Training the engineers who maintain front line equipment

This news article was published under the 2010 to 2015 Conservative and Liberal Democrat coalition government

At the Corps of Royal Electrical and Mechanical Engineers' 11 Training Battalion, young engineers are trained to ensure that the equipment troops are using in Helmand is maintained to the highest standards

Demands for fully-functioning kit and equipment are part and parcel of everyday Army life as the operational tempo in Afghanistan continues.

Providing the hardware for troops in the heart of Helmand is one thing, but ensuring it is maintained to the impeccable standards required by the Service is another.

The Corps of Royal Electrical and Mechanical Engineers (REME) plays a key role in such a vital task and for young soldiers joining this skilled arm of the military the training is thorough to say the least.

Craftsmen are put through their paces at 11 Training Battalion REME in Arborfield, an institution that is barely a year old having emerged from the shadows of the School of Electrical and Aeronautical Engineering.

The site teaches various technician trades and soldiers can spend up to two years learning the skills and drills they need for their chosen career path.

A raft of changes have been introduced at Arborfield over the past year and Commanding Officer Lieutenant Colonel Ian Gibson explained how every effort is made to ensure personnel are fully proficient in their trade and as soldiers:

Twelve months ago our responsibility was for the welfare of the guys in the unit and we had no responsibility for the technical training,” he said. “But the school was reorganised to give responsibility for the troops and their training to us.

We are now taking a different psychological approach to the training and we are trying to treat this place like a posting. We want to give them a sense of belonging.

We have also tried to rebalance the military element of the training as before there was a greater focus on the technical aspect.

We try and make sure that for the two years they are with us they maintain the skills from Phase One and when they leave to join their units they are fit for further military training.

A Craftsman works inside a Lynx helicopter during a fault-finding exercise
A Craftsman works inside a Lynx helicopter during a fault-finding exercise [Picture: Mike Weston, Crown Copyright/MOD 2010]

Lt Col Gibson described how the courses have clear military, technical and command targets that give soldiers an opportunity to progress in their careers.

While the battalion’s charges join as privates, the officer explained that the aspiration is for every soldier to leave being able to perform to the standard required of a junior non-commissioned officer (NCO):

We make the judgement as to whether they have made the grade as NCOs. That is a big change for the guys coming through here,” he said. “One of the most important things we do is look after them, it is all underpinned by supervisory care.

The best way to look after their needs is to know them. If you understand their normal demeanour and persona you can help them much more.

New arrivals at Arborfield start their training with key skills courses to ensure they meet national standards in literacy and numeracy.

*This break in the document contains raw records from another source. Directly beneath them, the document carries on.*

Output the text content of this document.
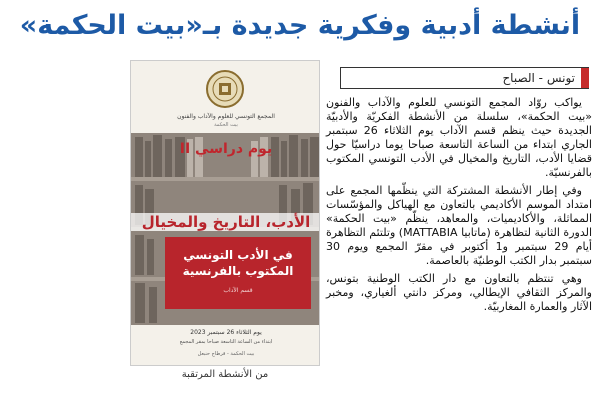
أنشطة أدبية وفكرية جديدة بـ«بيت الحكمة»
تونس - الصباح

يواكب روّاد المجمع التونسي للعلوم والآداب والفنون «بيت الحكمة»، سلسلة من الأنشطة الفكريّة والأدبيّة الجديدة حيث ينظم قسم الآداب يوم الثلاثاء 26 سبتمبر الجاري ابتداء من الساعة التاسعة صباحا يوما دراسيّا حول قضايا الأدب، التاريخ والمخيال في الأدب التونسي المكتوب بالفرنسيّة.

وفي إطار الأنشطة المشتركة التي ينظّمها المجمع على امتداد الموسم الأكاديمي بالتعاون مع الهياكل والمؤسّسات المماثلة، والأكاديميات، والمعاهد، ينظّم «بيت الحكمة» الدورة الثانية لتظاهرة (ماتابيا MATTABIA) وتلتئم التظاهرة أيام 29 سبتمبر و1 أكتوبر في مقرّ المجمع ويوم 30 سبتمبر بدار الكتب الوطنيّة بالعاصمة.

وهي تنتظم بالتعاون مع دار الكتب الوطنية بتونس، والمركز الثقافي الإيطالي، ومركز دانتي ألغياري، ومخبر الآثار والعمارة المغاربيّة.

المجمع التونسي للعلوم والآداب والفنون
بيت الحكمة
يوم دراسي II
الأدب، التاريخ والمخيال
في الأدب التونسي
المكتوب بالفرنسية
قسم الآداب
يوم الثلاثاء 26 سبتمبر 2023
ابتداء من الساعة التاسعة صباحا بمقر المجمع
بيت الحكمة - قرطاج حنبعل
من الأنشطة المرتقبة
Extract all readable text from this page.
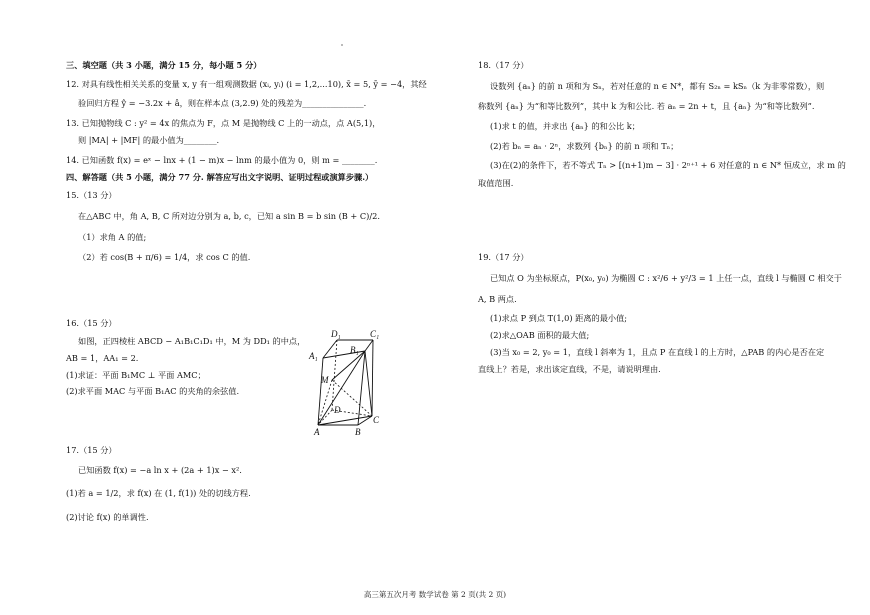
三、填空题（共 3 小题，满分 15 分，每小题 5 分）
12. 对具有线性相关关系的变量 x, y 有一组观测数据 (xᵢ, yᵢ) (i = 1,2,...10), x̄ = 5, ȳ = −4，其经
验回归方程 ŷ = −3.2x + â，则在样本点 (3,2.9) 处的残差为_______________.
13. 已知抛物线 C : y² = 4x 的焦点为 F，点 M 是抛物线 C 上的一动点，点 A(5,1)，
则 |MA| + |MF| 的最小值为________.
14. 已知函数 f(x) = eˣ − lnx + (1 − m)x − lnm 的最小值为 0，则 m = ________.
四、解答题（共 5 小题，满分 77 分. 解答应写出文字说明、证明过程或演算步骤.）
15.（13 分）
在△ABC 中，角 A, B, C 所对边分别为 a, b, c，已知 a sin B = b sin (B + C)/2.
（1）求角 A 的值;
（2）若 cos(B + π/6) = 1/4，求 cos C 的值.
16.（15 分）
如图，正四棱柱 ABCD − A₁B₁C₁D₁ 中，M 为 DD₁ 的中点，
AB = 1，AA₁ = 2.
(1)求证：平面 B₁MC ⊥ 平面 AMC；
(2)求平面 MAC 与平面 B₁AC 的夹角的余弦值.
17.（15 分）
已知函数 f(x) = −a ln x + (2a + 1)x − x².
(1)若 a = 1/2，求 f(x) 在 (1, f(1)) 处的切线方程.
(2)讨论 f(x) 的单调性.
D₁	C₁
A₁
B₁
M
D
A	B
C
18.（17 分）
设数列 {aₙ} 的前 n 项和为 Sₙ，若对任意的 n ∈ N*，都有 S₂ₙ = kSₙ（k 为非零常数），则
称数列 {aₙ} 为“和等比数列”，其中 k 为和公比. 若 aₙ = 2n + t，且 {aₙ} 为“和等比数列”.
(1)求 t 的值，并求出 {aₙ} 的和公比 k；
(2)若 bₙ = aₙ · 2ⁿ，求数列 {bₙ} 的前 n 项和 Tₙ；
(3)在(2)的条件下，若不等式 Tₙ > [(n+1)m − 3] · 2ⁿ⁺¹ + 6 对任意的 n ∈ N* 恒成立，求 m 的
取值范围.
19.（17 分）
已知点 O 为坐标原点，P(x₀, y₀) 为椭圆 C : x²/6 + y²/3 = 1 上任一点，直线 l 与椭圆 C 相交于
A, B 两点.
(1)求点 P 到点 T(1,0) 距离的最小值;
(2)求△OAB 面积的最大值;
(3)当 x₀ = 2, y₀ = 1，直线 l 斜率为 1，且点 P 在直线 l 的上方时，△PAB 的内心是否在定
直线上？若是，求出该定直线，不是，请说明理由.
高三第五次月考 数学试卷 第 2 页(共 2 页)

Various foundation, technical, electronics and command courses follow to give personnel the skills they need to work on the Army’s fleet of ground vehicles and aircraft.

Inevitably the work involves intense classroom sessions but there is no shortage of hands-on, practical training such as small-scale projects to create global positioning systems and remote-controlled aircraft, bench work to build part of an airframe, and electrical work on the hull of a tank, and avionics students, who had been living in the field, have also been sent to tackle a serial on a damaged Lynx helicopter:

We get the guys used to working long hours in adverse conditions,” explained Staff Sergeant Graham Lumsdon.

“They are working constantly for three-and-a-half days. We run four-hour serials with minimum downtime. They have to administer themselves, feed themselves, get some sleep and be prepared to move.

This is quite realistic. They are living in tented accommodation and working out in the field, just like they will when on ops.

Craftsman Jack Waterworth explained how the lengthy training cycle has offered clear benefits to his trade and he is now looking forward to putting his new skills to the test:

It is really good,” he said. “It has been a long 22 months but it is training I never thought I would do. They make it as enjoyable as possible and that puts things into perspective.

But Arborfield is not just about delivering a basic education. The facility welcomes back former students who can improve their skills even further on upgrader and artificer courses, training which is conducted to degree standard.

While the site inevitably lends itself to technical-based activities, the battalion ensures personnel enjoy sporting and adventurous training opportunities. They also maintain the military skills needed for Army life.

During our visit, young troops were put through their paces on the basic combat skills course, which teaches them everything from mine awareness techniques to command tasks:

This is a two-week course at the end of the training to enhance their military skills before they are posted to their units,” said training officer Warrant Officer Class 2 Grant Davidson.

It works well. They like being out of the classroom and in the field doing stuff. They thrive on this. We wanted to make it very realistic and up-to-date and my guys have done a lot of research to make sure everything we do is relevant.

The battalion has a clear focus on the work it does and Lt Col Gibson is determined to see soldiers meeting their potential and the needs of the Army. He concluded:

The REME requirement is about supporting equipment capabilities on ops and we are producing soldiers to meet that requirement.